Identifying the fintech opportunity within the asset management industry is half the battle and Phillips of the IA believes asset managers are in the technology market to “improve efficiency, increase transparency and traceability, for instance, automating compliance procedures, removing the need for paper-based processes and reducing cyber-related risks.”

Automation is an area of technology that has received strong headway in recent years as AI, machine learning and robotic process automation (RPA) become ever more sophisticated. Regulators too have been proactive in this area as the FCA’s head of regtech recently told bobsguide of his desire to leverage machine learning.

On the subject of regtech, asset management technology has been a comply-and-done product, although attitudes are changing.

“We pioneer the idea of ‘Regulatory data warehouse,’” said Calypso’s Laforcade. “It keeps track and restitutes online all executed trades detailed information, enriched at each step of the trade lifecycle and each step of the valuation of its portfolio and finally each modifications having altered the original records.

“Regulatory requirements are then mapped with existing or extended associated data and become accessible for reporting purpose.”

According to the new market participant and first fintech member of the IA, Carl-Henrik Thorsen, VP of ClauseMatch, the slow compliance tech adoption – until now – largely revolves around the pressure applied to buy-side by the regulators.

“Requirements around Mifid II, GDPR and the expanded Senior Managers Regime are examples that have hit the buy-side, and we see the realisation that the buy side can’t afford the army of compliance personnel that most banks have had to hire,” he told bobsguide.
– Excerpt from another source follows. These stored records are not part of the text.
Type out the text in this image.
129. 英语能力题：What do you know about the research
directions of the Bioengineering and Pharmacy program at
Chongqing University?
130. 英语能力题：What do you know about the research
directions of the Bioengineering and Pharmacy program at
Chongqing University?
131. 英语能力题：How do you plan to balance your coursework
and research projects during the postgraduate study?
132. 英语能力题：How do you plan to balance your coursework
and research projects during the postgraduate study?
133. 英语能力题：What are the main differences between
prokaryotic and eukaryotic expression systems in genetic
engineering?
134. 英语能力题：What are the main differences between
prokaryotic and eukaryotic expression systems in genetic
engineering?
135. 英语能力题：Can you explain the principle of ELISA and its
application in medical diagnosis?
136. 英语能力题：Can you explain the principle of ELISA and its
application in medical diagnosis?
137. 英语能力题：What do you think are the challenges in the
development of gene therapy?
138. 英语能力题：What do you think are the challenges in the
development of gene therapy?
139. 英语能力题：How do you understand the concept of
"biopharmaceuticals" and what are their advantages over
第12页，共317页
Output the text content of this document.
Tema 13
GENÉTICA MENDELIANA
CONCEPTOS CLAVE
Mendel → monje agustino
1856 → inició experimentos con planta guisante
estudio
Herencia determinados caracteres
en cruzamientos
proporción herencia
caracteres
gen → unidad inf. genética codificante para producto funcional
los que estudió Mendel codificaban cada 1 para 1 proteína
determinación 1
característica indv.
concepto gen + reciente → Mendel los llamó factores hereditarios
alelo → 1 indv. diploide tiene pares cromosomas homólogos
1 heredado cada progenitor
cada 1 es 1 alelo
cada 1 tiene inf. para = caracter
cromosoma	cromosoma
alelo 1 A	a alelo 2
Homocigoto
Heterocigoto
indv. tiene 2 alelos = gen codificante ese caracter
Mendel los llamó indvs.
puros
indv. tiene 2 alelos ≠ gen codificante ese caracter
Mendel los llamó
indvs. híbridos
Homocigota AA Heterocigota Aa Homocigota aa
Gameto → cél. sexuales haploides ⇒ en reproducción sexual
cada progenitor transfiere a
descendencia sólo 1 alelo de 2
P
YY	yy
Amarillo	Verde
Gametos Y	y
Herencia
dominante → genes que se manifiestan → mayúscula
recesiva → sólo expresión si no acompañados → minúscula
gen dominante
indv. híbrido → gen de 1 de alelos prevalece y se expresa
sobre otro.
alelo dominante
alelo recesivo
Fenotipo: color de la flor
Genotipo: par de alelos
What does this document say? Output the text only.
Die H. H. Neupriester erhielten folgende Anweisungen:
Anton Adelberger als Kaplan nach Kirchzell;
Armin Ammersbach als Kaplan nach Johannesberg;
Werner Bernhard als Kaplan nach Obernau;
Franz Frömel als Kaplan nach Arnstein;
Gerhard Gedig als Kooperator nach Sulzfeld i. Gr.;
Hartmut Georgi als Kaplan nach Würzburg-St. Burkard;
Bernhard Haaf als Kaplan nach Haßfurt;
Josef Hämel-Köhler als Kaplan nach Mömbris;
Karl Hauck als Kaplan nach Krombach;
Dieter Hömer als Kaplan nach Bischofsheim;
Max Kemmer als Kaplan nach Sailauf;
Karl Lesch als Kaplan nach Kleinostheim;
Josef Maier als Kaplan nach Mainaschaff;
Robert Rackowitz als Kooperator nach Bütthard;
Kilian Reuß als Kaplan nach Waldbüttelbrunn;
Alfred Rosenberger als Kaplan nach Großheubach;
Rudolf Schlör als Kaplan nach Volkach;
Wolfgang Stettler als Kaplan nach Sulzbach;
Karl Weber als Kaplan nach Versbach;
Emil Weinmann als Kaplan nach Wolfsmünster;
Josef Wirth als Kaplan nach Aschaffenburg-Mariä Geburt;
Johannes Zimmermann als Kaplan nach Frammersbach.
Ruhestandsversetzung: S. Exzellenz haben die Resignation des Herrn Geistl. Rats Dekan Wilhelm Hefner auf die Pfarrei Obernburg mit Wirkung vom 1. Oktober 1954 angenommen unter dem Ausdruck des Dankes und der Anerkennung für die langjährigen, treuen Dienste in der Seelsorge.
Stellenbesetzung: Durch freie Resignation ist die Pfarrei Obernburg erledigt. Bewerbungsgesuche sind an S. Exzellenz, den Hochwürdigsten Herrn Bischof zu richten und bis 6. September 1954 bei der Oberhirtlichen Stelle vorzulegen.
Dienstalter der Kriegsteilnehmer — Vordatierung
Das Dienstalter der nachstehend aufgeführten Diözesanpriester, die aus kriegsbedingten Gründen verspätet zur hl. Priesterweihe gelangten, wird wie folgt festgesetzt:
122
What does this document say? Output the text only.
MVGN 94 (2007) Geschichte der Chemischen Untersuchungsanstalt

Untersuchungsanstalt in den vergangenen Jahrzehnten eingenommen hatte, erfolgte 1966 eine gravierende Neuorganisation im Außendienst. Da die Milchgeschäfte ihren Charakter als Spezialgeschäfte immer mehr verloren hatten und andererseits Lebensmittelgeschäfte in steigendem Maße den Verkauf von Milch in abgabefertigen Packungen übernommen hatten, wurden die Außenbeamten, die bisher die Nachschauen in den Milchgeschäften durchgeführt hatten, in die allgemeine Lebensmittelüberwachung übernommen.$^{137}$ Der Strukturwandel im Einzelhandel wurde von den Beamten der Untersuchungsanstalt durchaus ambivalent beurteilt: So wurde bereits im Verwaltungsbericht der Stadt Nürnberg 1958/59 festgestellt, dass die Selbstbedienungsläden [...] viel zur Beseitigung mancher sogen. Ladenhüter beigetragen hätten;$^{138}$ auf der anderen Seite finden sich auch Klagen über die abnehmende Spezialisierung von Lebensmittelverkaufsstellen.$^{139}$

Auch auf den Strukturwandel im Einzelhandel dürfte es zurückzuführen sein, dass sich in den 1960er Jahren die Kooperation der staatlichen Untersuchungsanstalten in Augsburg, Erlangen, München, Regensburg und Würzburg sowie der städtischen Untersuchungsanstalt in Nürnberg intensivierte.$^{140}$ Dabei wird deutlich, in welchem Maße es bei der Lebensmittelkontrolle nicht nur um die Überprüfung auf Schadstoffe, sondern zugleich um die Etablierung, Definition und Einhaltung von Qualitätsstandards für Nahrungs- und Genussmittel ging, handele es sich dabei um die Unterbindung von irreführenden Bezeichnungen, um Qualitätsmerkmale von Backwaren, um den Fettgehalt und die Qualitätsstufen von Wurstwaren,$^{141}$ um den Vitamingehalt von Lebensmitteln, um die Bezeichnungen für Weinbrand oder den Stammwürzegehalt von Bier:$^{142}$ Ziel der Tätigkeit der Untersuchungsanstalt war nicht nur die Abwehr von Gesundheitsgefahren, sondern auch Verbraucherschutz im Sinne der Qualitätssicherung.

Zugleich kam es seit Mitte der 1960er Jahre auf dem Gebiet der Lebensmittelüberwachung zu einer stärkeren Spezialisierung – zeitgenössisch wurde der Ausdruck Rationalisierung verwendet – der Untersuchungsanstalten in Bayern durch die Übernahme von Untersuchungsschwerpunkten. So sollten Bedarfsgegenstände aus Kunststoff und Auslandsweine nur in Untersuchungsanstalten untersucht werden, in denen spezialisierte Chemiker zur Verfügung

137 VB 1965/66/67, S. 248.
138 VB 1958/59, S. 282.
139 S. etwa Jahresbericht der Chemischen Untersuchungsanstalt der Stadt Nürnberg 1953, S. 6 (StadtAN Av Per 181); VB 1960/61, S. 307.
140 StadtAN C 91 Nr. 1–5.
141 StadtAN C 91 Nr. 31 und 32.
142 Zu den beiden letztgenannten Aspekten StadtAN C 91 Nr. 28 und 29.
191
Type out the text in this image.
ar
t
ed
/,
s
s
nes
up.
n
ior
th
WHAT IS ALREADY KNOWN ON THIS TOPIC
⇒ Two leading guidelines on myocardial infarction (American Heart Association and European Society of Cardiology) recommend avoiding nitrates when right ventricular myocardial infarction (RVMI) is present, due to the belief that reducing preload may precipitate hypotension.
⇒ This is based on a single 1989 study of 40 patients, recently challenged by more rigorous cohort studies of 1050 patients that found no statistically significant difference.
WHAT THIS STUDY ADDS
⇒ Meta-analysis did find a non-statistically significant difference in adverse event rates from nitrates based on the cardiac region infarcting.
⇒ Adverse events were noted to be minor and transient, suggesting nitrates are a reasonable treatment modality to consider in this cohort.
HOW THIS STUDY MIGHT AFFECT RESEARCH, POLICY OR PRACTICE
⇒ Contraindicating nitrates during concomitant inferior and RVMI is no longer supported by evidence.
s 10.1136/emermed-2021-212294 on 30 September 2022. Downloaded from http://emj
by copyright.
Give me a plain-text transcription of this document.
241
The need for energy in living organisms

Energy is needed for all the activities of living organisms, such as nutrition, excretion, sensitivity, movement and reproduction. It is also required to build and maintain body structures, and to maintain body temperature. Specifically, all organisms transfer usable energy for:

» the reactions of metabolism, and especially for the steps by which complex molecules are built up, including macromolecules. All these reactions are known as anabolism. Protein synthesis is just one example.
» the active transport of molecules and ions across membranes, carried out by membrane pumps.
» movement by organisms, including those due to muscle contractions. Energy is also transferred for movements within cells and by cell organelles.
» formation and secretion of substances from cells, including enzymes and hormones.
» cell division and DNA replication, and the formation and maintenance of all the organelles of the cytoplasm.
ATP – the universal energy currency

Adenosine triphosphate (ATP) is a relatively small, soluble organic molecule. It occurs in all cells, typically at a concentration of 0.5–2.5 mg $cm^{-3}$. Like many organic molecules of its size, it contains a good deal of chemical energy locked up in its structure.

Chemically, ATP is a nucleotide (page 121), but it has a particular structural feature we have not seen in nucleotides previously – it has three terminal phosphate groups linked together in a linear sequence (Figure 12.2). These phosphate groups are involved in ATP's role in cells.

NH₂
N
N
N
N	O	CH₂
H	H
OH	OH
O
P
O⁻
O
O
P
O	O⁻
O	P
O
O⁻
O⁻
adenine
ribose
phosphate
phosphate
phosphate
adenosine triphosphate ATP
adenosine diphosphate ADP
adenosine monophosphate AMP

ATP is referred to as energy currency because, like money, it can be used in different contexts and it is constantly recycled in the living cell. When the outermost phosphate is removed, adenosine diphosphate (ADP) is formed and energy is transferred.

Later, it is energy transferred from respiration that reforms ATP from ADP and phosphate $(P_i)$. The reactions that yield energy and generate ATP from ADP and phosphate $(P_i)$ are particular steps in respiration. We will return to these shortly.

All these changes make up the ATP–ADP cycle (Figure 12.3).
Thorsen does however believe the buy side has a natural advantage over the banking sector when it comes to regulation.

“The buy side actually benefits from the lessons learned by the banks over the past decade.  While the two industries often view each other as the polar opposite, I would argue there’s a lot to benefit from if they are open to these discussions.”

Ultimately, greater collaboration within the industry as well as between buy side and fintech vendors will drive the technological renaissance.

“The UK has a world leading pool of talented fintech firms whose solutions are key to driving innovation,” said the IA’s Phillips “ensuring that we remain globally competitive.”

As firms progress their digital adoption and transformation plans, that tech is more and more being employed across the value chain.

“This is reflected in the range of fintech and regtech firms who have joined the IA’s new FinTech membership category,” said Phillips, “from funds’ marketing and distribution to client acquisition and onboarding, portfolio management, mid and back office operations such as client reporting.”

Likewise, Thorsen hopes the IA’s objective to push the asset management industry to collaborate could break new ground: “There is real appetite for emerging technologies such as robo-advice or automated solutions for a more digital-native group of customers.”